Childhood jokes
My fondest childhood memory was building sandcastles with my grandfather. That is, until my mom took the urn away from me.
Why can't orphans play baseball?
Because they don't know where home plate is.
Why can't orphans play baseball? Because they can't find home.
Little Johnny was living with his grandpa during the summer. Well, grandpa had a beer, and Johnny said, "Grandpa, let me get a sip of that." Grandpa said, "Well, lil Johnny, does your d**k reach your a**?" And lil Johnny said, "Well no sir." And grandpa said, then no, you can't.
Later that day, papaw (grandpa) had a cigar, and Johnny said let me get a hit of that, and papaw asked, "Well, Johnny, does your d**k reach your a**?" And Johnny said no again. Then papaw was shooting his gun, and Johnny asked if he could shoot it, and grandpa asked Johnny if his d**k reached his a**, and Johnny said no.
Well, after supper, Johnny's grandma made Johnny some ice cream (the most amazing bowl of ice cream EVER), and grandpa said, "Johnny, let me get a bit of that ice cream," and Johnny asked papaw, "Well, papaw, does your d**k reach your a**?" And papaw said, "Well, Johnny, as a matter of a fact, it does," and Johnny said, "Good, now go f**k yourself because you ain't getting none of my ice cream!"
"Did it hurt when you fell from Heaven? You're adopted. Haley says she likes me more than you."
What did Little Johnny say to his dad?
Johnny: "Dad, please not again! I'm too young!"
How do you get an orphan to go to sleep?
Tell them their parents are waiting when they wake up.
Little Johnny sits on a chair.
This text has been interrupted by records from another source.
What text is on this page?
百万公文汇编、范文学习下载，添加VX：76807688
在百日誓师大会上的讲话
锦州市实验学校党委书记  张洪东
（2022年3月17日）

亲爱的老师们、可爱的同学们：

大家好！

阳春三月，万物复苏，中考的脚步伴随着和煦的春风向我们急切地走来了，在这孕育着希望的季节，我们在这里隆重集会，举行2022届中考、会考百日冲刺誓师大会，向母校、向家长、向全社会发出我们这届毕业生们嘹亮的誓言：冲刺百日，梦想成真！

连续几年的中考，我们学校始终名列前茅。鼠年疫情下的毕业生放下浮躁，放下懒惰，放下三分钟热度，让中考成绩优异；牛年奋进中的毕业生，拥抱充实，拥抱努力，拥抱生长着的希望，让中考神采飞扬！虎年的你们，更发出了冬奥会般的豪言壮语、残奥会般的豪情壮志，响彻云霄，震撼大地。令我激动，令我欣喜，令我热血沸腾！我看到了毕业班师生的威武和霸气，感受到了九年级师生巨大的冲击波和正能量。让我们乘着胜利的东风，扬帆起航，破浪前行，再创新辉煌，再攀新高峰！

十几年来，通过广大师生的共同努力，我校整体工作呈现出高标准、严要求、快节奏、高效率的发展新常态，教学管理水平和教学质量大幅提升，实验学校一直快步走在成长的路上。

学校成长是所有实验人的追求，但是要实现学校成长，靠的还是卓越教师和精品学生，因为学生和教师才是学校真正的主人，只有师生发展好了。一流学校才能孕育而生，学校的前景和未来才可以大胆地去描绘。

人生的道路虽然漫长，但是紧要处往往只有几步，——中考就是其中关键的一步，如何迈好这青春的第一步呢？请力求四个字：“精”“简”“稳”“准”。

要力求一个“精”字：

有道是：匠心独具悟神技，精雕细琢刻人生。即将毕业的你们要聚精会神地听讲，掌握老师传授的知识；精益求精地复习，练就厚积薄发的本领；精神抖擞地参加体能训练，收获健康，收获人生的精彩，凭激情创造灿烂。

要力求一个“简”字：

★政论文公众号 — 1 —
He notices he is sitting on something. Then he sees a plastic di**. He asks his mom, "What's that?" and Mom didn't know, so when his dad comes home from work, he sees him with the plastic di** and says, "Son, why you messing with my personal toy?"
Why do orphans suck at baseball? Because they never could play catch.
When my dad left, he said he would bring back the milk, but 20 years later he only came with my new sister and eggs. And I confronted him, and he said, "I used all the milk to make your sister."
"Sticks and stones break my bones."
A crowbar does it so much quicker.
Why can't orphans go to sleepovers?
Their parents never say yes.
When you get home and see your parents with your grades in their hands.
Twenty minutes later, they're slapping you with the belt.
Twinkle, twinkle little star. I hope I'll get hit by a car. I am not dead yet, I hope I'll die. I hope I'll be born to a new whole life.
What is the difference between an orphan and an apple? Apples get picked.
What is an orphan's family reunion called?
Me time.
Why do orphans not care about sleep? Because they have no one to wake up to.
"Ryan, come out to play-ee-ay!!"
As siblings, we always joke about being adopted. It stops being funny when you're playing in your parents' room and find both of your adoption papers. : )
Jack and Jill went up the hill to find their dad again.